Titan Company business update (CMP: 2710, TP: 3080, upside: 14%)

  • Titan reported yet another robust quarter with healthy beat on consensus estimates. Company witnessed strong double-digit growth across most segments (except eyewear division) with overall sales increasing 18% YoY in Q2FY23. The revenue is ~ 9-10% higher than consensus estimates. Management indicated that outlook for festive season (from Navratri in end Sep'22) continues to be optimistic and is visible in positive consumer sentiment across categories.

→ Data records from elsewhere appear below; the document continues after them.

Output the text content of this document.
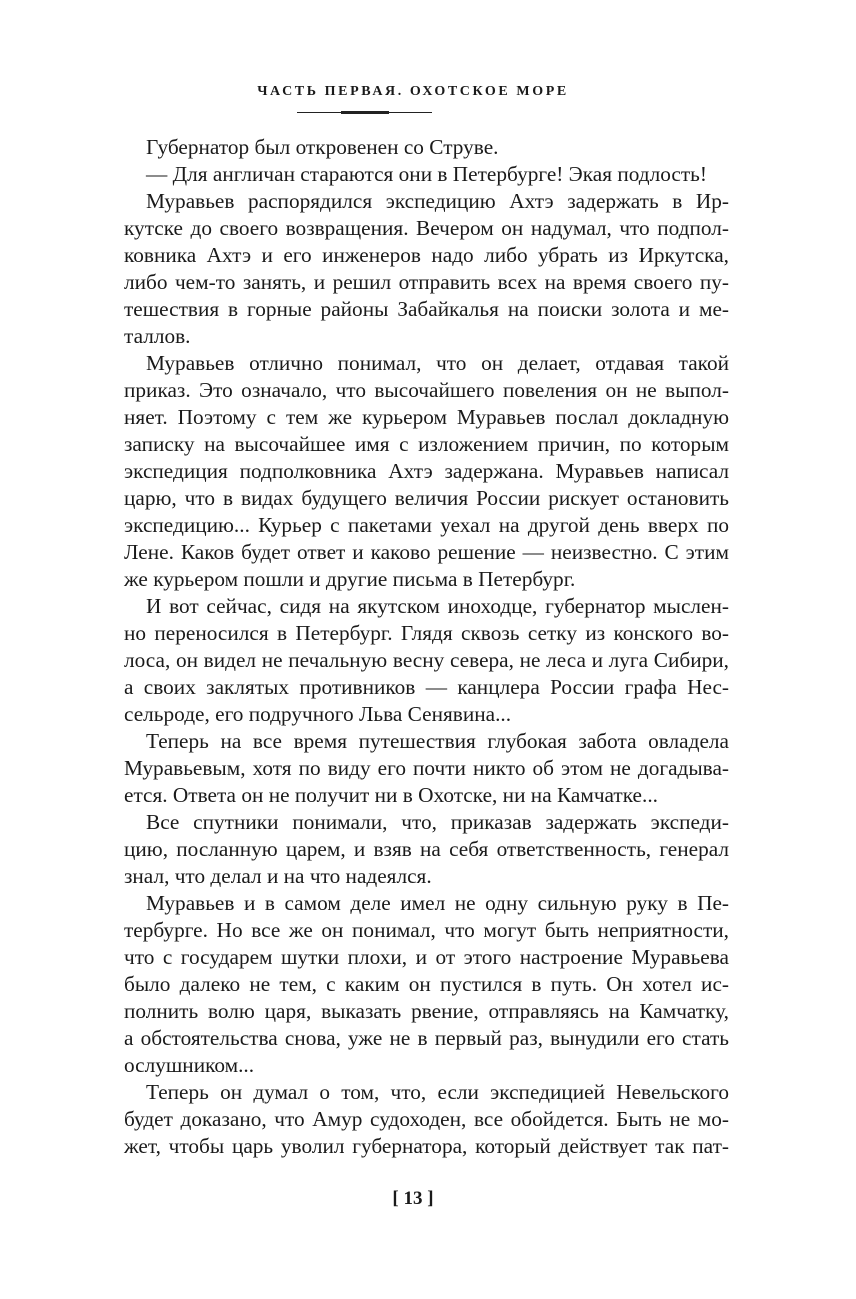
ЧАСТЬ ПЕРВАЯ. ОХОТСКОЕ МОРЕ
Губернатор был откровенен со Струве.
— Для англичан стараются они в Петербурге! Экая подлость!
Муравьев распорядился экспедицию Ахтэ задержать в Ир-
кутске до своего возвращения. Вечером он надумал, что подпол-
ковника Ахтэ и его инженеров надо либо убрать из Иркутска,
либо чем-то занять, и решил отправить всех на время своего пу-
тешествия в горные районы Забайкалья на поиски золота и ме-
таллов.
Муравьев отлично понимал, что он делает, отдавая такой
приказ. Это означало, что высочайшего повеления он не выпол-
няет. Поэтому с тем же курьером Муравьев послал докладную
записку на высочайшее имя с изложением причин, по которым
экспедиция подполковника Ахтэ задержана. Муравьев написал
царю, что в видах будущего величия России рискует остановить
экспедицию... Курьер с пакетами уехал на другой день вверх по
Лене. Каков будет ответ и каково решение — неизвестно. С этим
же курьером пошли и другие письма в Петербург.
И вот сейчас, сидя на якутском иноходце, губернатор мыслен-
но переносился в Петербург. Глядя сквозь сетку из конского во-
лоса, он видел не печальную весну севера, не леса и луга Сибири,
а своих заклятых противников — канцлера России графа Нес-
сельроде, его подручного Льва Сенявина...
Теперь на все время путешествия глубокая забота овладела
Муравьевым, хотя по виду его почти никто об этом не догадыва-
ется. Ответа он не получит ни в Охотске, ни на Камчатке...
Все спутники понимали, что, приказав задержать экспеди-
цию, посланную царем, и взяв на себя ответственность, генерал
знал, что делал и на что надеялся.
Муравьев и в самом деле имел не одну сильную руку в Пе-
тербурге. Но все же он понимал, что могут быть неприятности,
что с государем шутки плохи, и от этого настроение Муравьева
было далеко не тем, с каким он пустился в путь. Он хотел ис-
полнить волю царя, выказать рвение, отправляясь на Камчатку,
а обстоятельства снова, уже не в первый раз, вынудили его стать
ослушником...
Теперь он думал о том, что, если экспедицией Невельского
будет доказано, что Амур судоходен, все обойдется. Быть не мо-
жет, чтобы царь уволил губернатора, который действует так пат-
[ 13 ]
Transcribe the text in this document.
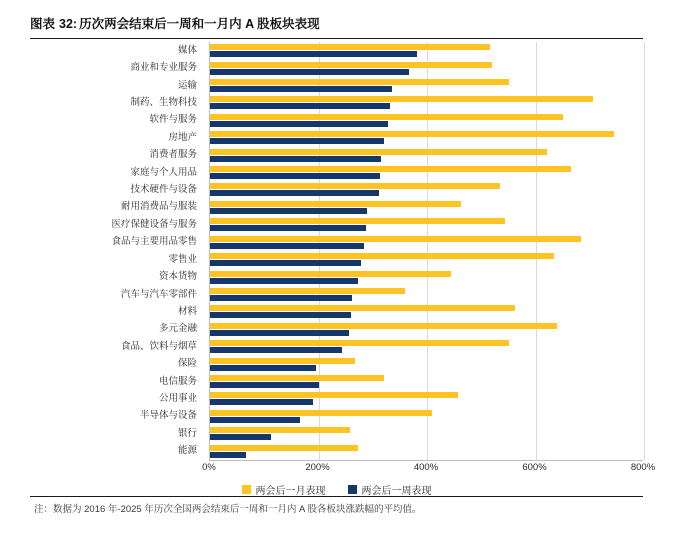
图表 32: 历次两会结束后一周和一月内 A 股板块表现
媒体
商业和专业服务
运输
制药、生物科技
软件与服务
房地产
消费者服务
家庭与个人用品
技术硬件与设备
耐用消费品与服装
医疗保健设备与服务
食品与主要用品零售
零售业
资本货物
汽车与汽车零部件
材料
多元金融
食品、饮料与烟草
保险
电信服务
公用事业
半导体与设备
银行
能源
0%	200%	400%	600%	800%
两会后一月表现	两会后一周表现
注：数据为 2016 年-2025 年历次全国两会结束后一周和一月内 A 股各板块涨跌幅的平均值。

  • Jewellery segment continued to glitter with 18% sales growth (85% of sales). The growth is impressive (3-year CAGR: 28%) considering the fact that previous quarter (Q2FY22) was a high base which had elements of pent-up demand and spill over purchases of a Covid disrupted Q1FY22. Furthermore, studded sales were higher than the overall division driven by good activations and better contribution from high value purchases (will result in better gross margins).  CaratLane (72% owned subsidiary), continues to scale up rapidly with sales growth of 56% YoY. Watches division (10% of sales) too continued its healthy trajectory with topline growth of 20% (3-year CAGR: 5%).
  • Company has clocked in robust growth in H1FY23 (3-year CAGR: 22%) and as per our estimates we expect Titan to exit with more than 30% YoY revenue growth in FY23E (driven by jewellery segment). Over the longer term company aspires to grow jewellery revenues by 2.5x by FY27 (implied CAGR: 20% from FY22 base of | 24000 crore). Titan’s new growth engine CaratLane has already clocked in ~ | 1000 crore sales in H1FY23 (FY22: | 1250 crore) and is on track to achieve | 2000+ crore sales in FY23.
  • Sustained market share gains without compromising on the balance sheet strength (FY22: RoCE 33%, cash & investments: | 1500+ crore) has led to P/E multiple expansion over the last couple of years. We continue to remain structurally positive on the stock as high growth visibility justifies premium valuations (Huge headroom for growth with current market share at ~6% in | 4 lakh crore market). We build in revenue and earnings CAGR of 24% and 34% over FY22-24E).